The swivelling axis x of the reflector joins the bundle of pipes 2 and the pipes remain in place when the reflector is turned according to the position of the sun.
The receiving element (pipes 2) contain a circulation solution with a boiling point of, for example, about 130° C. The circulation is effected through a relatively thin circulation pipe 21 which forms heating element 22 in heat accumulator 8. Heat accumulator 8 is also filled with a solution having good heat conductivity. The heat accumulator is a closed space and underpressure is predominant above liquid surface 10.
Coiled pipe 11 for service water providing the warm service water is placed inside the heat accumulator. Equalizing basin 12
is placed under the heat accumulator and is further provided with overflow 13 and limit switch 14 which, when the temperature is raised too high and liquid 9 expands, starts a forced discharge from element 11 or, alternatively, turns the reflector away from the sun.

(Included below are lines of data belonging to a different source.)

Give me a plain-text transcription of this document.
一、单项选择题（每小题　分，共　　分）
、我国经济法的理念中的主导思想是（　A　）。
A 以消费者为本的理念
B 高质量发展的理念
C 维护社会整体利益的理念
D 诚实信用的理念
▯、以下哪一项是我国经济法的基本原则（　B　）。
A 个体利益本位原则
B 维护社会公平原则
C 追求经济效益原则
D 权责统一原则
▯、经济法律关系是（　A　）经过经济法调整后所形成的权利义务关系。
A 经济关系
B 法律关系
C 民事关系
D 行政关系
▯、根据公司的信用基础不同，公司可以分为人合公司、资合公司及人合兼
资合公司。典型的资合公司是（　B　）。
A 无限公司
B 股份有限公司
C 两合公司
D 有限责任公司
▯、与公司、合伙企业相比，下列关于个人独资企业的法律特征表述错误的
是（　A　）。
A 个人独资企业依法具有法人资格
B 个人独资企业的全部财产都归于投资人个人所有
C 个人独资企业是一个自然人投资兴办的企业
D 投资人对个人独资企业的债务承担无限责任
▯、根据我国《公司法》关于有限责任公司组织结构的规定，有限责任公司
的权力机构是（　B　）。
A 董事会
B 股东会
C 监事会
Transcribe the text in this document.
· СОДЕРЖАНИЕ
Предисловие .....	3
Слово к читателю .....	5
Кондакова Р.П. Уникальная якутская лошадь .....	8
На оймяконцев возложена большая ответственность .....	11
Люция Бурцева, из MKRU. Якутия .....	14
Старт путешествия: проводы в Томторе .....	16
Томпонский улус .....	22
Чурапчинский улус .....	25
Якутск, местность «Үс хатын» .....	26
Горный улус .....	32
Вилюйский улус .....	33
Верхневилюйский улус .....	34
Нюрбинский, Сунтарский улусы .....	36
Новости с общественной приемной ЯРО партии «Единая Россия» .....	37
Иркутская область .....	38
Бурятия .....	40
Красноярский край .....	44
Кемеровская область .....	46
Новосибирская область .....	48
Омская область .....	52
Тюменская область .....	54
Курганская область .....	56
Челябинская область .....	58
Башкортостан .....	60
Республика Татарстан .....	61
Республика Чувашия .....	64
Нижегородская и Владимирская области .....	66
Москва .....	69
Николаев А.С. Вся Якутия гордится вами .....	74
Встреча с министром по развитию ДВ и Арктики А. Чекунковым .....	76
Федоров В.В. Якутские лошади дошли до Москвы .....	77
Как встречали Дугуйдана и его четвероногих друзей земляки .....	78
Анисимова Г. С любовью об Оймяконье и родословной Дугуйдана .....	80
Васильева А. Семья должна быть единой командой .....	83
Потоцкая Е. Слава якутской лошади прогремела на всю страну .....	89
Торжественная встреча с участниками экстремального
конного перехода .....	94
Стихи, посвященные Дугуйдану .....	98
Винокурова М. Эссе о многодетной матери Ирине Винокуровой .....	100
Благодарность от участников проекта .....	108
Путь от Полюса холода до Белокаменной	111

It is essential for the invention that the circulation liquid operates in two phases in such a way that it is allowed to discharge periodically from receiving element 2 each time only when it reaches its evaporation point. Therefore, both the lower and the upper parts of element 2 are provided with fluid valves 3 and 4 respectively allowing only an upward flow. In addition, the upper end of the element is provided with a space maintaining a counter pressure, in this case spring-loaded bellows 5. In the figure the upper surface of the liquid in the bellows is marked with number 6 and the maintenance valve in the upper end of the bellows is marked with number 7.
The collecting device operates in such a way that when the liquid in receiving element 2 reaches its evaporation temperature, valve 4 opens and the steam discharges into bellows 5. Thus lower valve 3 remains shut under the effect of the pressure ' .
After the receiving element has discharged, valve 4 closes and lower valve 3 opens and allows the liquid to flow again into element 2. The hot liquid simultaneously continues to discharge from bellows 5 into heating element 22. In this way it is ensured that the circulation liquid cannot escape the receiving element under-heated, which is essential to the entire operation of accumulator 8.
Figs. 3 and 4 show a possible realization of the valves. Valve member 17 is simply float 17 placed in receptacle 15 at the ends of pipes 2 and made of material with a specific weight of the same magnitude as that of the circulation liquid. The conical surface of valve member 17 compresses receptacle 15 against
conical surface 16 preventing the solution from flowing downwards in receptacle 15. The upper part of valve member 17 is provided with ribs 19 and the lower part thereof is provided with ribs 18 which are guided against the inner wall of receptacle 15 but allow the upward flow of the solution therebetween. Internal shoulder 20 in receptacle 15 limits the upward movement of valve member 17.
It was observed in a practical test that, for example, when the collecting device started to operate using cold circulation solution, the time duration to the first discharge of receiving element 2 or to the opening of valve 4 was about 70 seconds. After the collecting device reached its operating temperature, the duration of the cycle was correspondingly about 10 seconds. Pipes 2 as well as circulation pipe 21 were made of conventional thin-walled stainless steel with an outer diameter of 7 to 8 mm and wall thickness of 0.15 mm. The boiling point of the circulation liquid was about 130° C.